La contagion du fanatisme subsiste donc encore. Ce poison est si peu détruit qu’un prêtre[4] du pays des Calas et des Sirven a fait imprimer, il y a quelques années, l’apologie de la Saint-Barthélemy. Un autre[5] a publié la justification des meurtriers du curé Urbain Grandier ; et quand le Traité aussi utile qu’humain de la Tolérance a paru en France, on n’a pas osé en permettre le débit publiquement. Ce traité a fait à la vérité quelque bien ; il a dissipé quelques préjugés ; il a inspiré de l’horreur pour les persécutions et pour le fanatisme ; mais, dans ce tableau des barbaries religieuses, l’auteur a omis bien des traits qui auraient rendu le tableau plus terrible, et l’instruction plus frappante.

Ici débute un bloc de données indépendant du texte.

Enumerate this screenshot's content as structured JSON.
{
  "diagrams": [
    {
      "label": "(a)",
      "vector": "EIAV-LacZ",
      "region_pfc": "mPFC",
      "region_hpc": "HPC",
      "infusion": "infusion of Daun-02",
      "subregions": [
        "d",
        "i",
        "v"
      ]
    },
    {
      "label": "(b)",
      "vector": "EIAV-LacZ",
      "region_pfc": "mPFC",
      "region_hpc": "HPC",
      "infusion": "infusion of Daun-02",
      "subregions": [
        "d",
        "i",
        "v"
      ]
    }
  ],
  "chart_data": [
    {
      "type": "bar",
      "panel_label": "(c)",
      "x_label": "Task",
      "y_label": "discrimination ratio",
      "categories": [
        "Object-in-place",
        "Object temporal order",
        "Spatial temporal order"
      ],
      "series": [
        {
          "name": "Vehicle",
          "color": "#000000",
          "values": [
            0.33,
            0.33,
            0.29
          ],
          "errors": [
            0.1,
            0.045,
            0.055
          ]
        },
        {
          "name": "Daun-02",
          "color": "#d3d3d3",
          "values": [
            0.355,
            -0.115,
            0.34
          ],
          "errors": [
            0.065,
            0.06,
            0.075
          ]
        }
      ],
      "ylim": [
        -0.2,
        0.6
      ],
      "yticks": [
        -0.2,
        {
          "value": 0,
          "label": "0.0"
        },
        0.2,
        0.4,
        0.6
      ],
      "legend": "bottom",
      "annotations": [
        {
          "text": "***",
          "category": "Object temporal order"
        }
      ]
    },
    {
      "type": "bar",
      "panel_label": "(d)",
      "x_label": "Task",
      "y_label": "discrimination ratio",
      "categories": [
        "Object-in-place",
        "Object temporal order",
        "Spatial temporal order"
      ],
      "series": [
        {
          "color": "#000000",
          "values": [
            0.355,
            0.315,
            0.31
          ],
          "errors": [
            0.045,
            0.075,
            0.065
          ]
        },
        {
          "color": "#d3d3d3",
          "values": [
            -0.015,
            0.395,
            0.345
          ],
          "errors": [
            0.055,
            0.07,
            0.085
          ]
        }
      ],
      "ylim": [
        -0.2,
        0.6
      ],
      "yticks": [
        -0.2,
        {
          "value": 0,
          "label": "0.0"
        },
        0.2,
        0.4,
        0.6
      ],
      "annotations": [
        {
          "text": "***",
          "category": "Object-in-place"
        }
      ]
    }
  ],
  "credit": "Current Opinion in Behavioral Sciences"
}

On a reproché à l’auteur d’avoir été un peu trop loin lorsque, pour montrer combien la persécution est détestable et insensée, il introduit un parent de Ravaillac[6] proposant au jésuite Le Tellier d’empoisonner tous les jansénistes. Cette fiction pourrait en effet paraître trop outrée à quiconque ne sait pas jusqu’où peut aller la rage folle du fanatisme. On sera bien surpris quand on apprendra que ce qui est une fiction dans le Traité de la Tolérance est une vérité historique.

  1. Page 131 du Procès de Damiens. (Note de Voltaire.)
  2. Page 135. (Id.)
  3. Page 405. (Id.)
  4. L’abbé de Caveyrac. (Id.) — Voyez la note, tome XXIV, page 476.
  5. L’abbé de La Menardaye. (Id.) — Voyez la note, tome XXIV, page 475.
  6. Voyez page 96 du présent volume.